LXXXII

Утро. Свѣтитъ въ отворенныя окна яркое весеннее солнце; и супруги Ивановы опять сидятъ передъ самоваромъ за утреннимъ чаемъ. Въ открытыя окна съ улицы доносятся жалобные выкрики турецкихъ разнощиковъ, продающихъ вареную фасоль, кукурузу, хлѣбъ. апельсины. Кричитъ раздирающимъ уши крикомъ заупрямившійся вьючный оселъ внизу около хозяйской лавки. Дочь Карапета Тамара прибираетъ комнату. Николай Ивановичъ смотритъ въ книгу «Переводчикъ съ русскаго языка на турецкій» и практикуется съ ней въ турецкомъ разговорѣ.

— Тамара! Слушайте! Экуте! — говоритъ онъ.

Дѣвушка вскидываетъ на него свои прелестные черные глаза и краснѣетъ. Николай Ивановичъ заглядываетъ въ книжку и произноситъ:

— Босфоръ вапоръ не вакытъ гидеръ? (То есть: когда отходитъ пароходъ по Босфору?)

Дѣвушка даетъ какой-то отвѣтъ. Николай Ивановичъ не понимаетъ его и опять спрашиваетъ:

— Постахане кангы соканда дыръ? (То есть: гдѣ здѣсь почта)?

Опять отвѣтъ по-турецки, который онъ не понимаетъ.

— Да брось ты! останавливаетъ его Глафира Семеновна. — Вѣдь чтобы она ни отвѣтила, ты все равно ничего не понимаешь.

— Постой, я ей закажу обѣдъ.

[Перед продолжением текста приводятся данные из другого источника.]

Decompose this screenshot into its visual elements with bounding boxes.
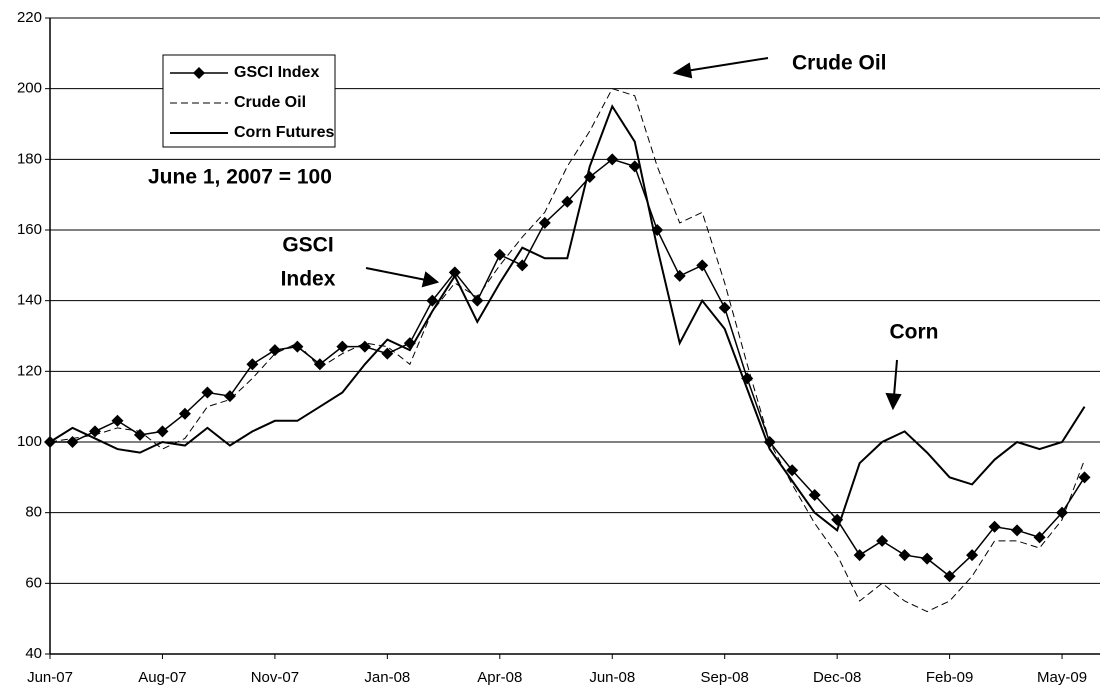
arrowhead (885, 392, 902, 411)
x-tick-label: May-09 (1037, 669, 1087, 686)
subtitle: June 1, 2007 = 100 (148, 166, 332, 189)
y-tick-label: 200 (17, 80, 42, 97)
y-tick-label: 80 (25, 504, 42, 521)
x-tick-label: Nov-07 (251, 669, 299, 686)
annotation: GSCI (282, 234, 333, 257)
series-line (50, 158, 1086, 578)
x-tick-label: Aug-07 (138, 669, 186, 686)
y-tick-label: 160 (17, 221, 42, 238)
marker (516, 259, 529, 272)
marker (358, 340, 371, 353)
series-line (49, 88, 1086, 613)
marker (471, 294, 484, 307)
marker (493, 248, 506, 261)
marker (853, 549, 866, 562)
plot (44, 88, 1091, 613)
marker (988, 520, 1001, 533)
y-tick-label: 120 (17, 362, 42, 379)
marker (178, 407, 191, 420)
arrowhead (421, 271, 440, 288)
legend-label: Corn Futures (234, 124, 335, 141)
y-tick-label: 60 (25, 574, 42, 591)
x-tick-label: Jun-08 (589, 669, 635, 686)
y-tick-label: 180 (17, 150, 42, 167)
marker (606, 153, 619, 166)
marker (1078, 471, 1091, 484)
marker (718, 301, 731, 314)
annotation: Crude Oil (792, 52, 887, 75)
marker (561, 195, 574, 208)
marker (268, 344, 281, 357)
marker (66, 436, 79, 448)
marker (898, 549, 911, 562)
marker (966, 549, 979, 562)
marker (673, 269, 686, 282)
arrowhead (672, 62, 693, 79)
y-tick-label: 40 (25, 645, 42, 662)
arrow (365, 267, 427, 281)
annotation: Index (281, 268, 336, 291)
marker (1033, 531, 1046, 544)
arrow (685, 57, 769, 72)
legend-label: Crude Oil (234, 94, 306, 111)
x-tick-label: Jun-07 (27, 669, 73, 686)
x-tick-label: Dec-08 (813, 669, 861, 686)
y-tick-label: 220 (17, 9, 42, 26)
legend-label: GSCI Index (234, 64, 319, 81)
marker (223, 390, 236, 403)
y-tick-label: 140 (17, 292, 42, 309)
marker (246, 358, 259, 371)
marker (313, 358, 326, 371)
marker (133, 428, 146, 441)
x-tick-label: Feb-09 (926, 669, 974, 686)
marker (111, 414, 124, 427)
y-tick-label: 100 (17, 433, 42, 450)
marker (426, 294, 439, 307)
marker (336, 340, 349, 353)
x-tick-label: Sep-08 (701, 669, 749, 686)
legend-box (162, 54, 336, 148)
marker (381, 347, 394, 360)
marker (628, 160, 641, 173)
marker (921, 552, 934, 565)
marker (696, 259, 709, 272)
marker (943, 570, 956, 583)
marker (1011, 524, 1024, 537)
series-line (49, 104, 1086, 532)
marker (808, 489, 821, 501)
marker (448, 266, 461, 279)
legend-marker (193, 67, 205, 79)
arrows (365, 57, 902, 411)
legend: GSCI Index Crude Oil Corn Futures (170, 64, 335, 141)
x-tick-label: Apr-08 (477, 669, 522, 686)
marker (538, 216, 551, 229)
marker (156, 425, 169, 438)
arrow (893, 359, 898, 397)
x-tick-label: Jan-08 (364, 669, 410, 686)
marker (291, 340, 304, 353)
marker (876, 534, 889, 547)
marker (201, 386, 214, 399)
marker (786, 464, 799, 477)
annotation: Corn (890, 321, 939, 344)
marker (1056, 506, 1069, 519)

Барышня! Мамзель Тамара! Обѣдъ на сегодня… Ойле емейи… Первое… Супъ… Сорба…

Дѣвушка кивнула головой.

— Не стану я ихняго супа ѣсть, — проговорила Глафира Семеновна. — Пусть жаритъ, по вчерашнему, бифштексъ

— А курицу съ рисомъ будешь ѣсть? — спросилъ мужъ.

— Ну, вареную курицу, пожалуй…

— На второе… Икинджи… — загнулъ Николай Ивановичъ два пальца и прибавилъ:- На второе курица — таукъ… вареная… Постой, какъ варить-то по-турецки? Циширмекъ. Съ рисомъ… Гдѣ тутъ рисъ? — перелисталъ онъ. — Вотъ рисъ… Пиринджъ… Итакъ: съ пиринджъ… На третье… Угюнджю…

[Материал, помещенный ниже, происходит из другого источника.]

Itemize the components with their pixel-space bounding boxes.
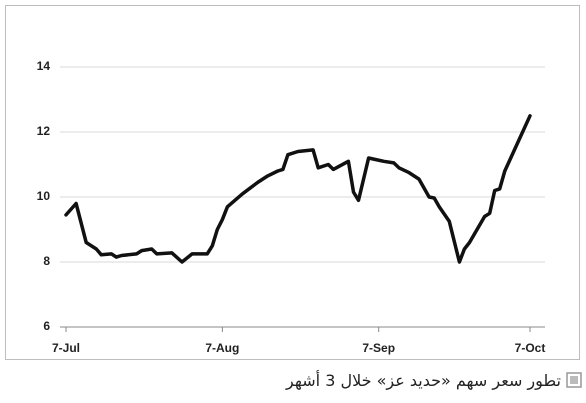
chart: 6 8 10 12 14 7-Jul 7-Aug 7-Sep 7-Oct — [5, 5, 580, 360]
y-tick-label: 14 — [37, 59, 51, 73]
y-tick-label: 8 — [43, 254, 50, 268]
y-tick-label: 12 — [37, 124, 51, 138]
x-tick-label: 7-Sep — [362, 341, 395, 355]
y-tick-label: 6 — [43, 319, 50, 333]
chart-frame — [5, 5, 580, 360]
caption-row: تطور سعر سهم «حديد عز» خلال 3 أشهر — [286, 366, 582, 394]
price-line — [64, 114, 532, 264]
x-tick-label: 7-Aug — [205, 341, 239, 355]
caption-icon — [566, 372, 582, 388]
x-tick-label: 7-Oct — [515, 341, 546, 355]
caption: تطور سعر سهم «حديد عز» خلال 3 أشهر — [286, 370, 561, 390]
y-tick-label: 10 — [37, 189, 51, 203]
x-tick-label: 7-Jul — [52, 341, 80, 355]
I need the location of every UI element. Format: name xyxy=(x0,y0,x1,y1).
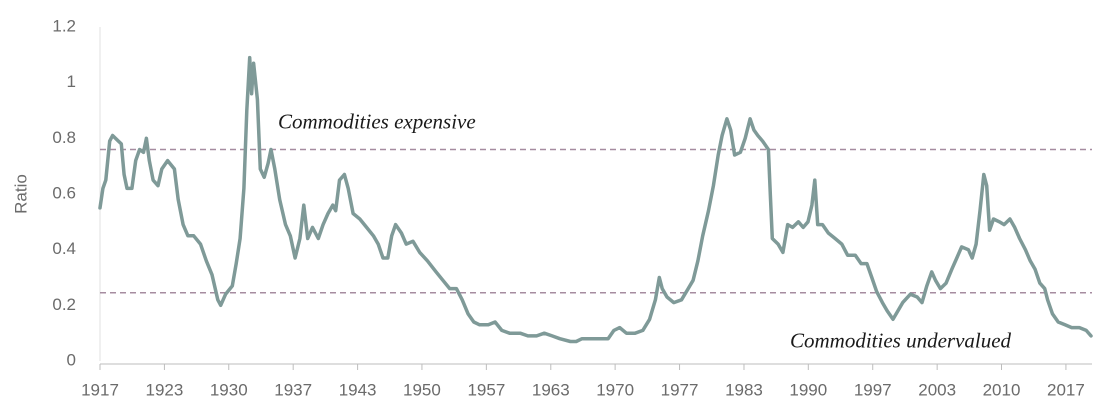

— Да лучше-же мы закажемъ ея отцу обѣдъ, а онъ ей переведетъ, — опять остановила мужа Глафира Семеновна. — Вѣдь она все равно ничего не понимаетъ.

— Вздоръ. Все понимаетъ. Видишь, смѣется!

Стукъ въ дверь. Вошелъ Нюренбергъ.

— А! Гдѣ это вы пропадали? — воскликнулъ Николай Ивановичъ. — Что-жъ вы вчера-то?.. Принесли счетъ? Намъ нужно посчитаться.

— Я, эфендимъ, былъ вчера, но вы такого сладкаго сонъ спали… — началъ Нюренбергъ.

— А подождать не могли? Ну-съ, давайте считаться… Я вамъ выдалъ шесть золотыхъ по двадцати франковъ и четыре раза давалъ по серебряному меджидіе…

— Съ васъ, эфендимъ, еще слѣдуетъ сорокъ франковъ и десять съ половиной піастры. Ну, піастры, Аллахъ съ ними! Я на этого сумма дѣлаю скидку, — отвѣчалъ Нюренбергъ и махнулъ рукой.

— Сколько? Сколько съ меня слѣдуетъ? — вспыхнулъ Николай Ивановичъ.

— Сорокъ франковъ. Двухъ золотыхъ.

— За что?

Нюренбергъ приблизился къ столу и заговорилъ:

— Я, эфендимъ, себѣ считаю только по десяти франковъ въ день… Это у насъ такса для всѣхъ проводниковъ. Три дня — тридцать франковъ. Третьяго дня, вчера, сегодня…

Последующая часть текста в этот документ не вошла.